France

La flore intestinale peut interférer avec les médicaments contre l’hypertension

Jean-Benoit Lego, la presse canadienne

MONTRÉAL – Les bactéries présentes dans l’intestin semblent réduire considérablement l’efficacité des médicaments antihypertenseurs, ce qui pourrait finalement expliquer pourquoi certains patients réagissent mieux que d’autres au médicament, ont découvert des chercheurs américains.

Des chercheurs de l’Université de Toledo, dans l’Ohio, ont étudié l’efficacité chez des souris présentant un microbiote intestinal normal d’un médicament utilisé depuis longtemps pour lutter contre l’hypertension par rapport à des souris présentant un microbiote intestinal normal détruit par d’énormes doses d’antibiotiques.

Ils ont constaté que les animaux du deuxième groupe répondaient significativement mieux au quinapril. Ils ont alors découvert que la bactérie Coprococcus était impliquée car elle était capable de décomposer le quinapril et un autre produit, le ramipril.

Environ 20% des patients diagnostiqués avec une hypertension souffrent d’une forme résistante de la maladie dans laquelle même un traitement agressif ne parvient pas à réduire leur tension artérielle à des niveaux acceptables. Face à une telle situation, la seule option qui s’offre aux médecins est d’ajouter ou de supprimer des médicaments voire de modifier la dose, en espérant déterminer enfin une stratégie gagnante.

“L’étude est très intéressante car la résistance aux antihypertenseurs actuellement disponibles est un enjeu très important”, a déclaré le professeur Benoit Arseno de l’École de médecine de l’Université Laval.

Si cette étude a été menée sur des souris, les chercheurs ont trouvé un cas humain anecdotique qui suggérait qu’ils étaient sur la bonne voie.

En 2015, l’International Journal of Cardiology a rapporté le cas d’une femme souffrant d’hypertension résistante de longue date. Mais lorsqu’une femme a besoin d’antibiotiques pour une infection, les médecins parviennent à contrôler son hypertension sans médicament pendant deux semaines, puis pendant six mois avec un seul médicament. Puis son hypertension a recommencé à résister au traitement.

Les chercheurs américains conviennent qu’il est irréaliste d’envisager l’utilisation à long terme d’antibiotiques pour contrôler l’hypertension. Cependant, ils pensent que le patient peut modifier son microbiote avec des probiotiques, des prébiotiques ou des modifications de son alimentation.

“Nous savons que les humains ont les mêmes bactéries dans leur intestin que (les souris), mais c’est tout ce que nous savons pour le moment”, a déclaré le professeur Arseno, qui a averti qu’il faudrait s’armer de patience avant que la découverte puisse trouver des applications spécifiques. personnes. .

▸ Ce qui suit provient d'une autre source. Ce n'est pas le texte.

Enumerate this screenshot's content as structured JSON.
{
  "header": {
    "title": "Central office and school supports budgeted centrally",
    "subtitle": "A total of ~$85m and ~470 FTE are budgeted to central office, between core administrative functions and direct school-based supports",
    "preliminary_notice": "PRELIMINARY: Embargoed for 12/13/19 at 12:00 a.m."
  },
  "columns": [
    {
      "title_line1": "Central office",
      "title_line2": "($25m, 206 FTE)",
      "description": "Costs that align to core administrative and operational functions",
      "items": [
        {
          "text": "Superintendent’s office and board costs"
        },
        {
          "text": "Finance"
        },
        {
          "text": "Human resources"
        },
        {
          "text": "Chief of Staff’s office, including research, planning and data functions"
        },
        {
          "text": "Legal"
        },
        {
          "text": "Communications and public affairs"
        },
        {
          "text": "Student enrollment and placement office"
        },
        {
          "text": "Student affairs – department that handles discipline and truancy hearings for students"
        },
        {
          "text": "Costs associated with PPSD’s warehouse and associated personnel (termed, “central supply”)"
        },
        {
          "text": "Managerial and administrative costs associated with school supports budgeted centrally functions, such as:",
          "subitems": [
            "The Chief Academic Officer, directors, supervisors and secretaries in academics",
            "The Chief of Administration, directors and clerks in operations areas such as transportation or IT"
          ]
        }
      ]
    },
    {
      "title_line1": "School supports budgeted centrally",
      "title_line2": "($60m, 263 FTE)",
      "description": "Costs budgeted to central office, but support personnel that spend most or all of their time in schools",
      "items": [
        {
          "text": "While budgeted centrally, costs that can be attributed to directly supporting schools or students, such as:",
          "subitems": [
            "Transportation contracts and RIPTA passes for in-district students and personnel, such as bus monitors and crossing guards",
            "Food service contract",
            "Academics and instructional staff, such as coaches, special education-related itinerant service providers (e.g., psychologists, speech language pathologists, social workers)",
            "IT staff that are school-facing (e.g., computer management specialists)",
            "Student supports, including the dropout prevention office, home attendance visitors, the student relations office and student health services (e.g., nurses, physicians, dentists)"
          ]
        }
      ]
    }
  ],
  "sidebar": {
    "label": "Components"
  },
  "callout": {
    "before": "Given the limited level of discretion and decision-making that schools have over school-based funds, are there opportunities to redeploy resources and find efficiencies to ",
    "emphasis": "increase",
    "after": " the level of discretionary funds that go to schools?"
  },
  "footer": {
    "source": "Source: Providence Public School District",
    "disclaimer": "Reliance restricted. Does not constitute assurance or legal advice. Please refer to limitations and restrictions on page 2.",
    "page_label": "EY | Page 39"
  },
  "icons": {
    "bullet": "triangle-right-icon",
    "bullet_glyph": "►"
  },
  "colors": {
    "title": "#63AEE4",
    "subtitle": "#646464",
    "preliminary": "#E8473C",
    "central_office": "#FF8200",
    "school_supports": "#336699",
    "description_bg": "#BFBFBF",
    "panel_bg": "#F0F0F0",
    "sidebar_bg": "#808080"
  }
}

“Ainsi, avant de penser que nous avons trouvé la cause profonde de la résistance hypotensive chez l’homme … je pense que nous devons l’accepter et la laisser tomber.”

Pour des raisons évidentes, rappelle-t-il, les chercheurs sont toujours beaucoup plus désireux de publier des résultats prometteurs et spectaculaires que des études qui ont échoué. Cela crée une sorte de “biais de publication”, qui explique en partie pourquoi les résultats précliniques qui font parfois rêver ne sont pas toujours disponibles au début des essais cliniques.

L’hypertension est la maladie cardiovasculaire la plus répandue sur la planète. On l’appelle le “tueur silencieux” parce que des millions de personnes en souffrent sans le savoir et augmentent le risque d’autres problèmes de santé, tels que les crises cardiaques et les accidents vasculaires cérébraux.

Les résultats de cette étude ont été publiés dans la revue médicale Hypertension.